Afera z rzekomym tajnym więzieniem CIA w Polsce powróciła na całego. I znów informacje pełne są niedomówień i sprzeczności.
Wczoraj ujawniono, że sprawę bada Prokuratura Krajowa - i na razie tylko ta informacja jest pewna - prokuratura sama bowiem to potwierdza, ale nie zdradza innych szczegółów.
Dziś radio RMF podało, że prokuratorzy chcą przesłuchać Aleksandra Kwaśniewskiego, Leszka Millera i byłego szefa WSI, Marka Dukaczewskiego. Według tej rozgłośni, na liście potencjalnych świadków są też bracia Kaczyńscy i byli premierzy: Marek Belka i Kazimierz Marcinkiewicz.
Teraz "Wprost" doniósł, że to Kwaśniewski jest jedną z osób, która wyraziła zgodę na stworzenie w naszym kraju tajnych więzień CIA, gdzie przy użyciu tortur przesłuchiwano podejrzanych o terroryzm. Zawiadomienie tej treści mieli dostać od posłów ze speckomisji, w styczniu 2006 roku, Ziobro i Wasserman.
"Żadne zawiadomienie w sprawie więzień CIA nie trafiło na moje biurko" - mówi jednak Zbigniew Ziobro. Z rozmowie z dziennikiem.pl zaprzecza także były koordynator specsłużb. "Nie było takiego zawiadomienia" - mówi nam Zbigniew Wassermann.
Kropkę nad i zdaje się stawiać Janusz Zemke. "Nie przypominam sobie, by speckomisja podejmowała jakieś wspólne wystąpienia czy składała jakiekolwiek zawiadomienia w sprawie rzekomych więzień CIA" - mówi dziennikowi.pl były szef tej komisji.
Tygodnik podaje też, że w styczniu 2008 roku sam premier Donald Tusk złożył doniesienie do Prokuratury Okręgowej w Warszawie o niedopełnieniu obowiązków służbowych przez Ziobrę i Wassermanna.
Informatorzy dziennika.pl zaprzeczają jednak tym informacjom - takie zawiadomienie do prokuratury nie trafiło.
Tygodnik napisał również, że zawiadomienie o popełnieniu przestępstwa m.in. przez Kwaśniewskiego podpisał Roman Giertych, który w styczniu 2006 roku pełnił funkcję przewodniczącego sejmowej speckomisji.

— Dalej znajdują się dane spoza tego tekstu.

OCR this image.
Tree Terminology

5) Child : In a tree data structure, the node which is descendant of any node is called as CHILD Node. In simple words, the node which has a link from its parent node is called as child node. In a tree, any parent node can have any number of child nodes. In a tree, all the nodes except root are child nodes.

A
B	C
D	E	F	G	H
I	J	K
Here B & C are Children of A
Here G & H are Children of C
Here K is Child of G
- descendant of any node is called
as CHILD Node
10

Latem 2007 roku podczas przesłuchania w prokuraturze w sprawie śledztwa dotyczącego tzw. afery gruntowej (zatrzymanie przez CBA dwóch współpracowników ministra rolnictwa Andrzeja Leppera, którzy obiecywali odrolnienie ziemi w zamian za łapówki) Giertych miał zeznać, że był "istotny związek" między aferą w ministerstwie rolnictwa a tajnymi więzieniami CIA na Mazurach.
Protokół przesłuchania Giertycha opatrzono klauzulą tajności. "Nie będę komentował tych spraw" - mówi dziś były wicepremier.
Janusz Zemke mówi zaś dziennikowi.pl, że łączenie afery gruntowej z tajnymi bazami CIA jest "co najmniej śmieszne". "No chyba, że łączy te sprawy osoba samego pana Giertycha" - dodaje z lekką ironią Zemke.
O tajnych więzieniach głośno zrobiło się pod koniec 2005 roku. Organizacje ochrony praw człowieka spekulowały wtedy, że terrorystów przetrzymywano w Polsce i Rumunii. Samoloty z więźniami CIA miały lądować na lotnisku w Szymanach na Mazurach, a jeńców miano przetrzymywać i torturować w ośrodku szkolenia wywiadu w Starych Kiejkutach.
Kolejne polskie rządy wielokrotnie zaprzeczały tym doniesieniom, żadnych dowodów na udział Polski w torturowaniu i przetrzymywaniu amerykańskich jeńców nie znaleziono.